Glossary of terms for programming in Haskell
To effectively program in Haskell we need to master some
new skills. These words will help us describe these skills.
- Computation - A program fragment indicating a sequence of operations to be carried out by the computer. Some
program fragments do not describe computations.
- Value - A result of a computation. A piece of data that requires no further computation to be completed.
5 is a value, but (3 + 4) is not. It is also often is used to describe a computation that will not cause any side effects as it is computed.
Some times called a pure computation.
- Command - A computation that causes side effects. Examples include reading or writing to a file,
assigning a new value to mutable reference, interacting with the physical world.
- Syntax - the actual physical marks that make up the program on paper. Syntax is structured.
Not all marks make up a legal program.
- Variable - A primitive name for a computation. The name denotes the actual computation. Variables
arise from naming declarations and from formal arguments to functions. Variable always start with
a lower case letter.
- Expression - A structured name for a computation. Usually consisting of operators and control.
Operators in Haskell are infix operators (+) (-) and prefix functions (reverse). Control in Haskell
includes things like if, case, where etc. See the
Basic Haskell Program Structure for some example control expressions and
the Basic types and their operations for some example operators.
- Statement - A syntactic form denoting a Command, i.e. a non-pure computation. In Haskell
statements are formed using the do syntax.
- Type - A type is a way of classifying as similar a set of values. I.e. all integers, all strings, etc.
The set a type classifys can be infinite. In Haskell types always start with a capital letter.
See the note on types for some examples.
- Type constructor - A parameterized type. Examples include [Int], Tree Bool, and IO String
- Type Synonym - A shorthand for a type. Often used when the type is large or unwieldy, a synonym can
introduce a shorter name.
- Polymorphic type - A type some of whose components are unconstrained, that is these components can take on
any type. Polymorphic types always have type variables in them. A type variable always starts with
a lowercase letter. Examples include [a], and (Int,b).
- Class - A mechanism used in Haskell to introduce over loading. I.e. using the same name
for different sequences of computation steps.
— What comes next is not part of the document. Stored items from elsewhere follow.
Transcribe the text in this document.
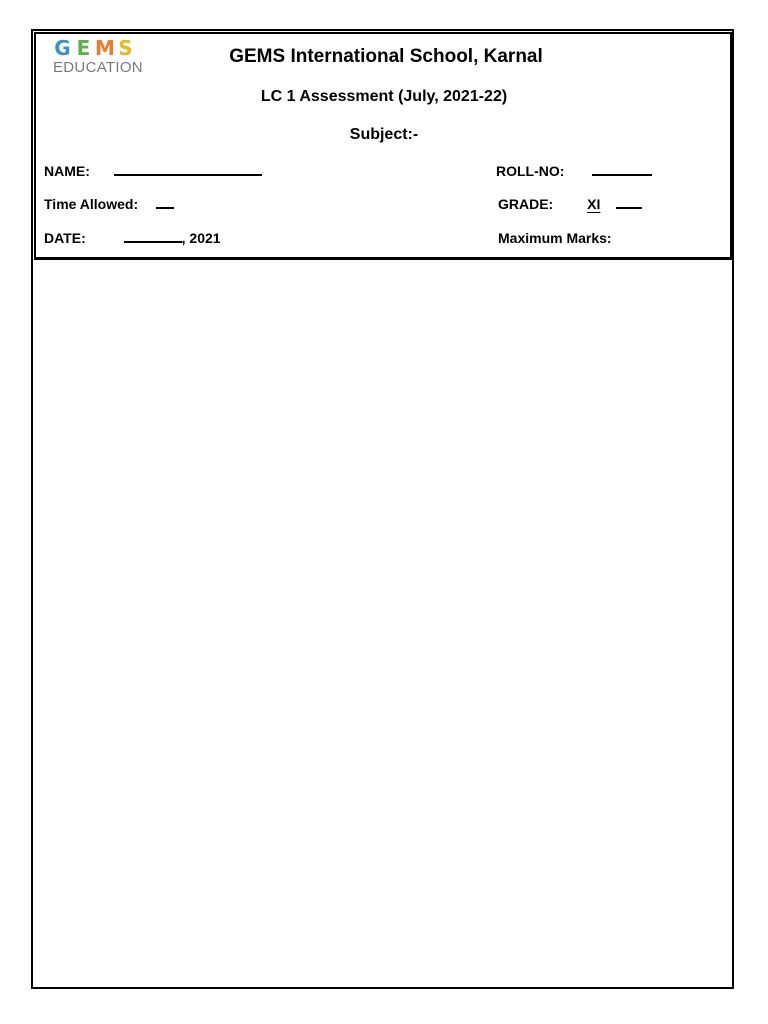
G E M S
EDUCATION
GEMS International School, Karnal
LC 1 Assessment (July, 2021-22)
Subject:-
NAME:	ROLL-NO:
Time Allowed:	GRADE: XI
DATE:	, 2021	Maximum Marks:
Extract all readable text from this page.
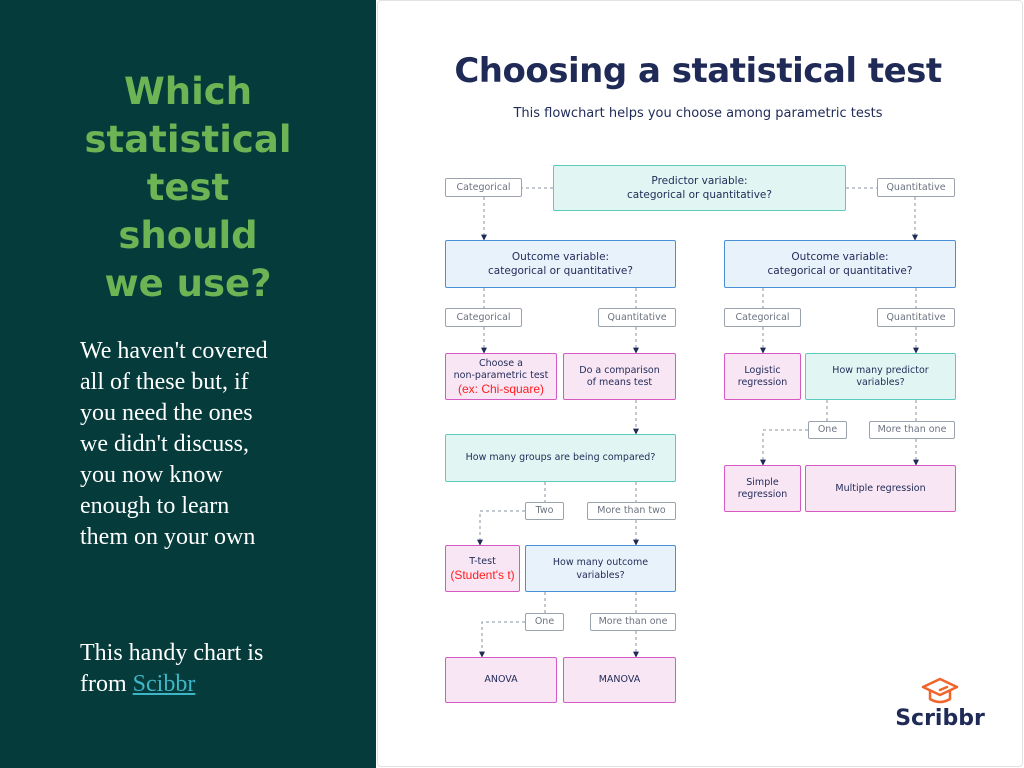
Which
statistical
test
should
we use?
We haven't covered
all of these but, if
you need the ones
we didn't discuss,
you now know
enough to learn
them on your own
This handy chart is
from Scibbr
Choosing a statistical test
This flowchart helps you choose among parametric tests
Categorical	Predictor variable:
categorical or quantitative?
Quantitative
Outcome variable:
categorical or quantitative?
Outcome variable:
categorical or quantitative?
Categorical	Quantitative	Categorical	Quantitative
Choose a
non-parametric test
(ex: Chi-square)
Do a comparison
of means test
Logistic
regression
How many predictor
variables?
How many groups are being compared?
One	More than one
Simple
regression
Multiple regression
Two	More than two
T-test
(Student's t)
How many outcome
variables?
One	More than one
ANOVA	MANOVA
Scribbr
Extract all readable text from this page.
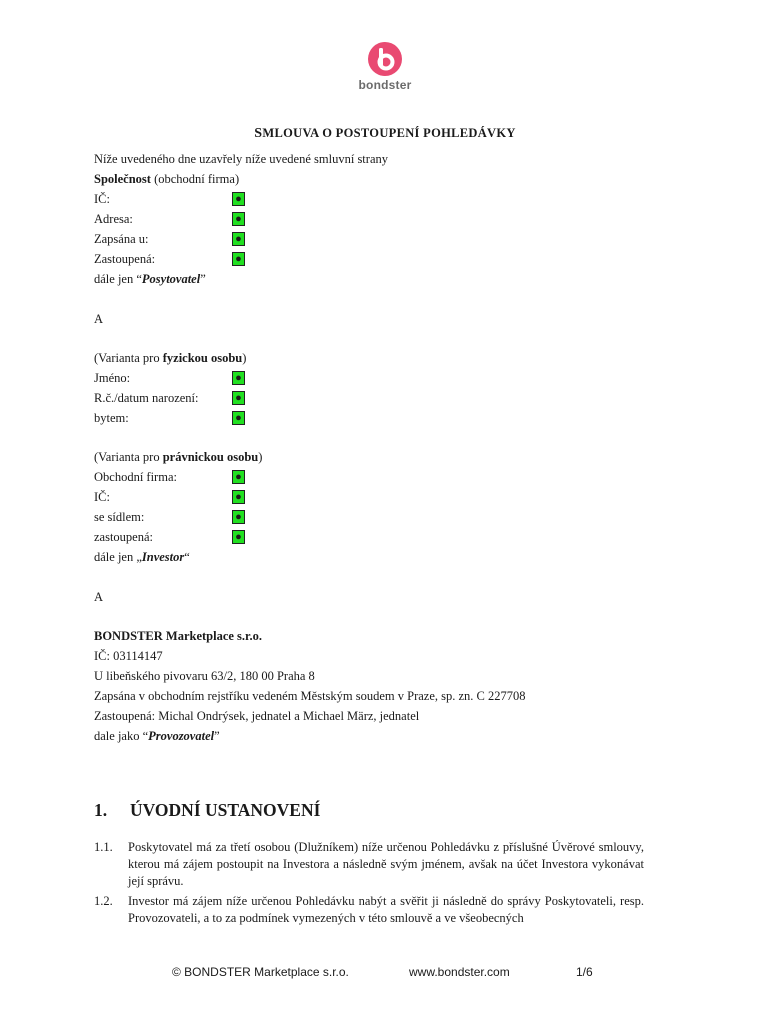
bondster
SMLOUVA O POSTOUPENÍ POHLEDÁVKY
Níže uvedeného dne uzavřely níže uvedené smluvní strany
Společnost (obchodní firma)
IČ:	●
Adresa:	●
Zapsána u:	●
Zastoupená:	●
dále jen “Posytovatel”
A
(Varianta pro fyzickou osobu)
Jméno:	●
R.č./datum narození:	●
bytem:	●
(Varianta pro právnickou osobu)
Obchodní firma:	●
IČ:	●
se sídlem:	●
zastoupená:	●
dále jen „Investor“
A
BONDSTER Marketplace s.r.o.
IČ: 03114147
U libeňského pivovaru 63/2, 180 00 Praha 8
Zapsána v obchodním rejstříku vedeném Městským soudem v Praze, sp. zn. C 227708
Zastoupená: Michal Ondrýsek, jednatel a Michael März, jednatel
dale jako “Provozovatel”
1. ÚVODNÍ USTANOVENÍ
1.1. Poskytovatel má za třetí osobou (Dlužníkem) níže určenou Pohledávku z příslušné Úvěrové smlouvy, kterou má zájem postoupit na Investora a následně svým jménem, avšak na účet Investora vykonávat její správu.
1.2. Investor má zájem níže určenou Pohledávku nabýt a svěřit ji následně do správy Poskytovateli, resp. Provozovateli, a to za podmínek vymezených v této smlouvě a ve všeobecných
© BONDSTER Marketplace s.r.o.	www.bondster.com	1/6
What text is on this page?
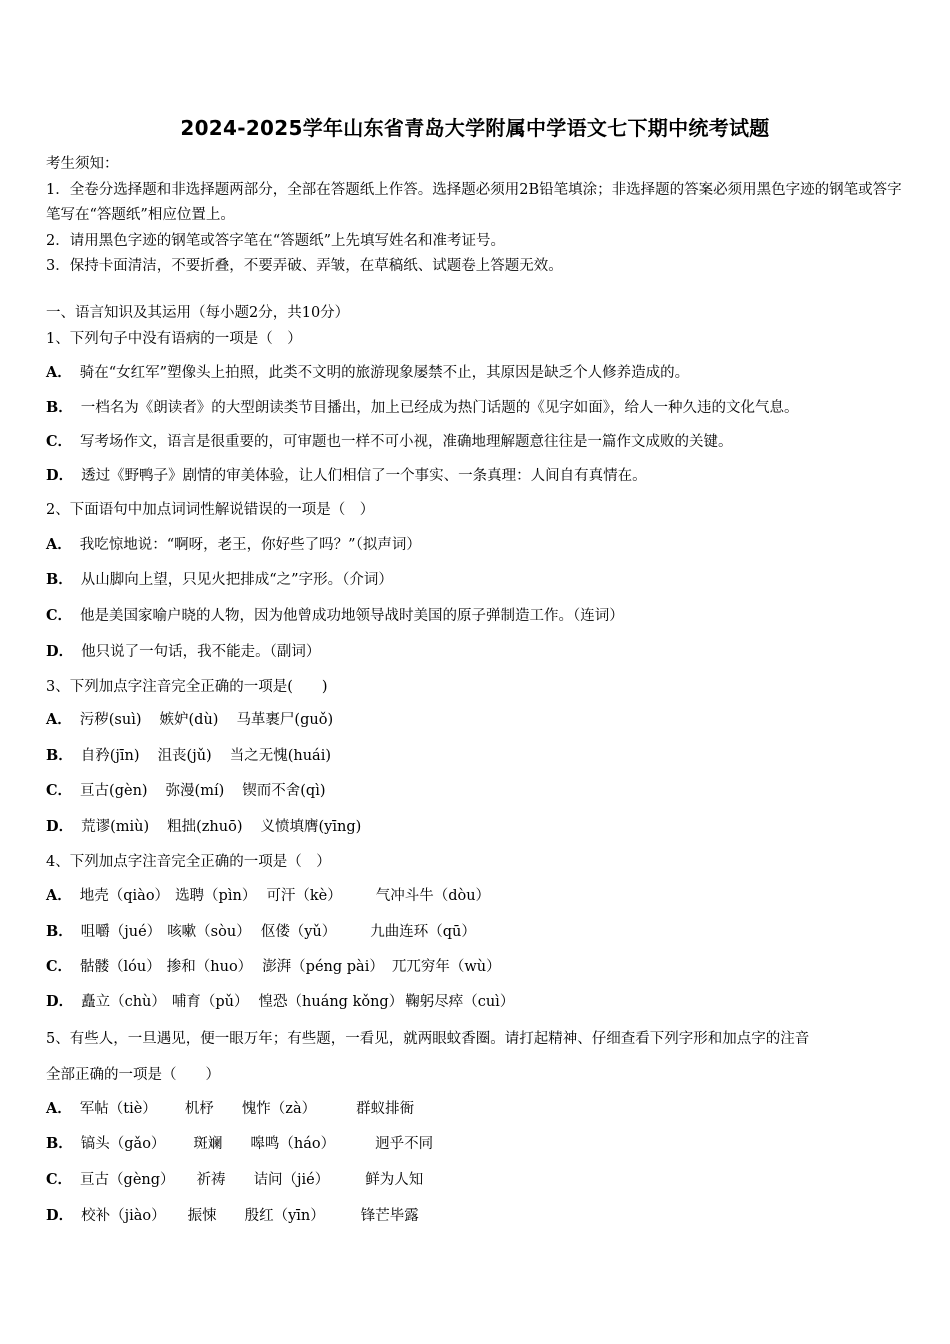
2024-2025学年山东省青岛大学附属中学语文七下期中统考试题

考生须知：

1．全卷分选择题和非选择题两部分，全部在答题纸上作答。选择题必须用2B铅笔填涂；非选择题的答案必须用黑色字迹的钢笔或答字笔写在“答题纸”相应位置上。

2．请用黑色字迹的钢笔或答字笔在“答题纸”上先填写姓名和准考证号。

3．保持卡面清洁，不要折叠，不要弄破、弄皱，在草稿纸、试题卷上答题无效。

一、语言知识及其运用（每小题2分，共10分）
1、下列句子中没有语病的一项是（　）
A． 骑在“女红军”塑像头上拍照，此类不文明的旅游现象屡禁不止，其原因是缺乏个人修养造成的。
B． 一档名为《朗读者》的大型朗读类节目播出，加上已经成为热门话题的《见字如面》，给人一种久违的文化气息。
C． 写考场作文，语言是很重要的，可审题也一样不可小视，准确地理解题意往往是一篇作文成败的关键。
D． 透过《野鸭子》剧情的审美体验，让人们相信了一个事实、一条真理：人间自有真情在。
2、下面语句中加点词词性解说错误的一项是（　）
A． 我吃惊地说：“啊呀，老王，你好些了吗？”（拟声词）
B． 从山脚向上望，只见火把排成“之”字形。（介词）
C． 他是美国家喻户晓的人物，因为他曾成功地领导战时美国的原子弹制造工作。（连词）
D． 他只说了一句话，我不能走。（副词）
3、下列加点字注音完全正确的一项是(　　)
A． 污秽(suì) 嫉妒(dù) 马革裹尸(guǒ)
B． 自矜(jīn) 沮丧(jǔ) 当之无愧(huái)
C． 亘古(gèn) 弥漫(mí) 锲而不舍(qì)
D． 荒谬(miù) 粗拙(zhuō) 义愤填膺(yīng)
4、下列加点字注音完全正确的一项是（　）
A． 地壳（qiào） 选聘（pìn） 可汗（kè） 气冲斗牛（dòu）
B． 咀嚼（jué） 咳嗽（sòu） 伛偻（yǔ） 九曲连环（qū）
C． 骷髅（lóu） 掺和（huo） 澎湃（péng pài） 兀兀穷年（wù）
D． 矗立（chù） 哺育（pǔ） 惶恐（huáng kǒng） 鞠躬尽瘁（cuì）
5、有些人，一旦遇见，便一眼万年；有些题，一看见，就两眼蚊香圈。请打起精神、仔细查看下列字形和加点字的注音
全部正确的一项是（　　）
A． 军帖（tiè） 机杼 愧怍（zà）	群蚁排衙
B． 镐头（gǎo） 斑斓 嗥鸣（háo）	迥乎不同
C． 亘古（gèng） 祈祷 诘问（jié） 鲜为人知
D． 校补（jiào） 振悚 殷红（yīn） 锋芒毕露
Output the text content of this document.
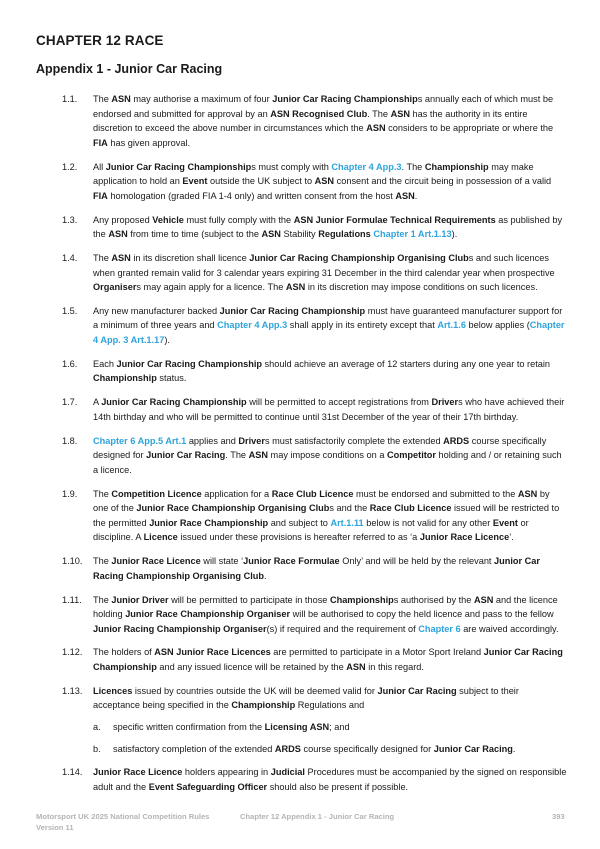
CHAPTER 12 RACE
Appendix 1 - Junior Car Racing
1.1. The ASN may authorise a maximum of four Junior Car Racing Championships annually each of which must be endorsed and submitted for approval by an ASN Recognised Club. The ASN has the authority in its entire discretion to exceed the above number in circumstances which the ASN considers to be appropriate or where the FIA has given approval.
1.2. All Junior Car Racing Championships must comply with Chapter 4 App.3. The Championship may make application to hold an Event outside the UK subject to ASN consent and the circuit being in possession of a valid FIA homologation (graded FIA 1-4 only) and written consent from the host ASN.
1.3. Any proposed Vehicle must fully comply with the ASN Junior Formulae Technical Requirements as published by the ASN from time to time (subject to the ASN Stability Regulations Chapter 1 Art.1.13).
1.4. The ASN in its discretion shall licence Junior Car Racing Championship Organising Clubs and such licences when granted remain valid for 3 calendar years expiring 31 December in the third calendar year when prospective Organisers may again apply for a licence. The ASN in its discretion may impose conditions on such licences.
1.5. Any new manufacturer backed Junior Car Racing Championship must have guaranteed manufacturer support for a minimum of three years and Chapter 4 App.3 shall apply in its entirety except that Art.1.6 below applies (Chapter 4 App. 3 Art.1.17).
1.6. Each Junior Car Racing Championship should achieve an average of 12 starters during any one year to retain Championship status.
1.7. A Junior Car Racing Championship will be permitted to accept registrations from Drivers who have achieved their 14th birthday and who will be permitted to continue until 31st December of the year of their 17th birthday.
1.8. Chapter 6 App.5 Art.1 applies and Drivers must satisfactorily complete the extended ARDS course specifically designed for Junior Car Racing. The ASN may impose conditions on a Competitor holding and / or retaining such a licence.
1.9. The Competition Licence application for a Race Club Licence must be endorsed and submitted to the ASN by one of the Junior Race Championship Organising Clubs and the Race Club Licence issued will be restricted to the permitted Junior Race Championship and subject to Art.1.11 below is not valid for any other Event or discipline. A Licence issued under these provisions is hereafter referred to as ‘a Junior Race Licence’.
1.10. The Junior Race Licence will state ‘Junior Race Formulae Only’ and will be held by the relevant Junior Car Racing Championship Organising Club.
1.11. The Junior Driver will be permitted to participate in those Championships authorised by the ASN and the licence holding Junior Race Championship Organiser will be authorised to copy the held licence and pass to the fellow Junior Racing Championship Organiser(s) if required and the requirement of Chapter 6 are waived accordingly.
1.12. The holders of ASN Junior Race Licences are permitted to participate in a Motor Sport Ireland Junior Car Racing Championship and any issued licence will be retained by the ASN in this regard.
1.13. Licences issued by countries outside the UK will be deemed valid for Junior Car Racing subject to their acceptance being specified in the Championship Regulations and
a. specific written confirmation from the Licensing ASN; and
b. satisfactory completion of the extended ARDS course specifically designed for Junior Car Racing.
1.14. Junior Race Licence holders appearing in Judicial Procedures must be accompanied by the signed on responsible adult and the Event Safeguarding Officer should also be present if possible.
Motorsport UK 2025 National Competition Rules
Version 11
Chapter 12 Appendix 1 - Junior Car Racing	393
In Haskell over loading is always type based, i.e. the
particular sequence of computation steps chosen is determined by the type of the overloaded operator
or its arguments.
- Method - What Haskell calls overloaded operators
- Constraint - A predicate on types. examples include Show a, Eq b, and Ord x.
Constraints always start with a capital letter, and always appear before the => in a type.
For example the type of print is Show a => a -> IO ().